Rarely do I hear from folks in my circles about what they think of my writing or my ideas. Not even disagreement or open disparagement — even that would be something to work with. But it’s mostly deafening silence out there among the literati set whenever a piece of mine is out there to read.
If it were just the geniuses group, I wouldn’t really care. (I mean, if Ross Doofus is a genius because he among the white male set was honest about the mythology of Harvard, then everyone’s a genius. Many of us knew this without spending $200,000 to go to Harvard or before even attending college at all. Elite white folk and their narcissism start off in K-12, after all.

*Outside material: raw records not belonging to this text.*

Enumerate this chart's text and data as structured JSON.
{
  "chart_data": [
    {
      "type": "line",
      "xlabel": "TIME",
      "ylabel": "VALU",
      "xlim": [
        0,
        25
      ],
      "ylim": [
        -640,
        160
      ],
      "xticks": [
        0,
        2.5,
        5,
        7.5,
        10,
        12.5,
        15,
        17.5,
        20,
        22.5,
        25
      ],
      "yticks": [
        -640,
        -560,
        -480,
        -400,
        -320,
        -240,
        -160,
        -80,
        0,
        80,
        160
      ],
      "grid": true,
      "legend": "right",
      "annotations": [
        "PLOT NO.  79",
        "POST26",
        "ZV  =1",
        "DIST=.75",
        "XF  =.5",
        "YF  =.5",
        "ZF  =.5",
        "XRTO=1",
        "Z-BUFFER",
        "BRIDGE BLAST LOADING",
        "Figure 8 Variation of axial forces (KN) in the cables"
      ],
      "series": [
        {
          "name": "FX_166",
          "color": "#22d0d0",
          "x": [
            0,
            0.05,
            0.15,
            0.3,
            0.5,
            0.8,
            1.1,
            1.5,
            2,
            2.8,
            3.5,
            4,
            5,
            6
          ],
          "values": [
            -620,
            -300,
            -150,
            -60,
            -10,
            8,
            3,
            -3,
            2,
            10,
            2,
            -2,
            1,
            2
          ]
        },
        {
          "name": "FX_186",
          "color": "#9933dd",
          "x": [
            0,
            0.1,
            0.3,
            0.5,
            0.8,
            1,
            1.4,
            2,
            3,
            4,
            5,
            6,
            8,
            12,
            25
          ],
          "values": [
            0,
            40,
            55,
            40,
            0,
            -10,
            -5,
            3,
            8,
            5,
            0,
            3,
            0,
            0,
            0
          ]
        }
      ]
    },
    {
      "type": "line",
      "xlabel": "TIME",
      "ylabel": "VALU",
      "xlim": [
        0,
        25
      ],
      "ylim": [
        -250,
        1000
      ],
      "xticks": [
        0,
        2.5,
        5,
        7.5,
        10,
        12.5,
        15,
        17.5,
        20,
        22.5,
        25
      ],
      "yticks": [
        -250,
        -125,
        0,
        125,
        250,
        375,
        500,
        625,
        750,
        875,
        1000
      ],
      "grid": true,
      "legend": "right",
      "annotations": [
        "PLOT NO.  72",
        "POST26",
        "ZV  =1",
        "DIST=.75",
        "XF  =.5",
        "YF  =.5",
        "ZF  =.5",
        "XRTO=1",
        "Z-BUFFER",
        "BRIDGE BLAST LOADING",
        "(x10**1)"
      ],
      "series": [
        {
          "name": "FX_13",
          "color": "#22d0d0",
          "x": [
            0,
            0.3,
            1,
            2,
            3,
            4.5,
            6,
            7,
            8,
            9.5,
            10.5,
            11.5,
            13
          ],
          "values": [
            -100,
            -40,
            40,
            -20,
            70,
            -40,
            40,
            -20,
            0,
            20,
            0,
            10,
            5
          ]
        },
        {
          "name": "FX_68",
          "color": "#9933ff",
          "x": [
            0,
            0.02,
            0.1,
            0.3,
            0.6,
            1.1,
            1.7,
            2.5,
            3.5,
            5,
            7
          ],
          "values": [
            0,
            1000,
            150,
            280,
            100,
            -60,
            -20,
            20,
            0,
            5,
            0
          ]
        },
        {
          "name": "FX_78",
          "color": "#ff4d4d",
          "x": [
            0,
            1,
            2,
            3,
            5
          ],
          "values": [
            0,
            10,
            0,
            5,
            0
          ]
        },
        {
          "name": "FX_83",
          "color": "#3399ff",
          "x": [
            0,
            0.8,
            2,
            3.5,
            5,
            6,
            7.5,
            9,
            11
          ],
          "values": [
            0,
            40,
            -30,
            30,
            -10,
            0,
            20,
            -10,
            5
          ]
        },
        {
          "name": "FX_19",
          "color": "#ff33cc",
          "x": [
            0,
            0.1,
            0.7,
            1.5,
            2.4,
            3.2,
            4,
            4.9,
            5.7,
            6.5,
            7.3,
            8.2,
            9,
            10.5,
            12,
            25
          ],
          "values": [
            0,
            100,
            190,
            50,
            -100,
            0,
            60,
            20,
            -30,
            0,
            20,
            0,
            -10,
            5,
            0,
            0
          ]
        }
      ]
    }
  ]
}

Woe to us who school with them!)
Academicians and their silence, their “meh” responses to anything not published in a “peer-reviewed journal” with 300 footnotes and a few pages on multivariate chi-squared bullshit analysis (this includes Black academia). Journalists and their silence, their sort-of, “you write about race and racism well, but you don’t really know anything” when I do hear the occasional burp. The result is me feeling like Sisyphus, constantly reinventing the wheel to publish, well, anything, even though I have enough bylines to my credit to be part of a meaningful conversation about virtually any topic related to the US and the West.
None of this, though, is anything compared to the granting of “genius” status to the white-male set in journalism. To me, they are journalists. Period. Even the ones who have to edit and interpret the bigger picture think in newsworthy hooks, news cycles, and the relative immediate response of a reading or watching or listening audience. They do not care that their response to the January 6th insurrection might well lead to obvious fascism in the US by the 2030s. Nor do they care that their coverage and their analysis often ignores the anecdotal, emotional, and statistical regarding racist oppression in the US and its implications for the future.
Friedman’s “flat-earth” ideas are mind-numbing. David Brooks’ conservatism is really fairly well-written middle-class white teenager angst and contrarianism. Chris Hayes’ neoliberalism assumes total insulation from the deep cracks in America’s facade of freedom and ignores the falsehoods of ever-increasing progress toward equality. Their whitemansplaing allows them to ignore the past and the future, to focus in blindly ignorant ways on the present. They are only “geniuses” because there is an army of other white men who like what they are saying.
As I have said many times, I am not going to win any popularity contests. Nor do I seek to win them either. I don’t need praise to keep writing. It would be nice, though, if maybe once every couple of months, someone I know or sorta know would go, “hey, this is really good. It’s given me lots of things to rethink about x, y, or z.” It would be better still to get paid for my think pieces, at least more than $150 here, $300 or $400 there. It’s not much comfort that the powers that remain did this to W. E. B. Du Bois, too, and often denigrated Lorraine Hansberry and James Baldwin as much as they praised them.
All I know is, “genius” without challenging yourself, your supporters, or the status quo isn’t genius at all. It’s a bunch of grinning dumbasses slapping each other on the back for stating the obvious in their white-bred world.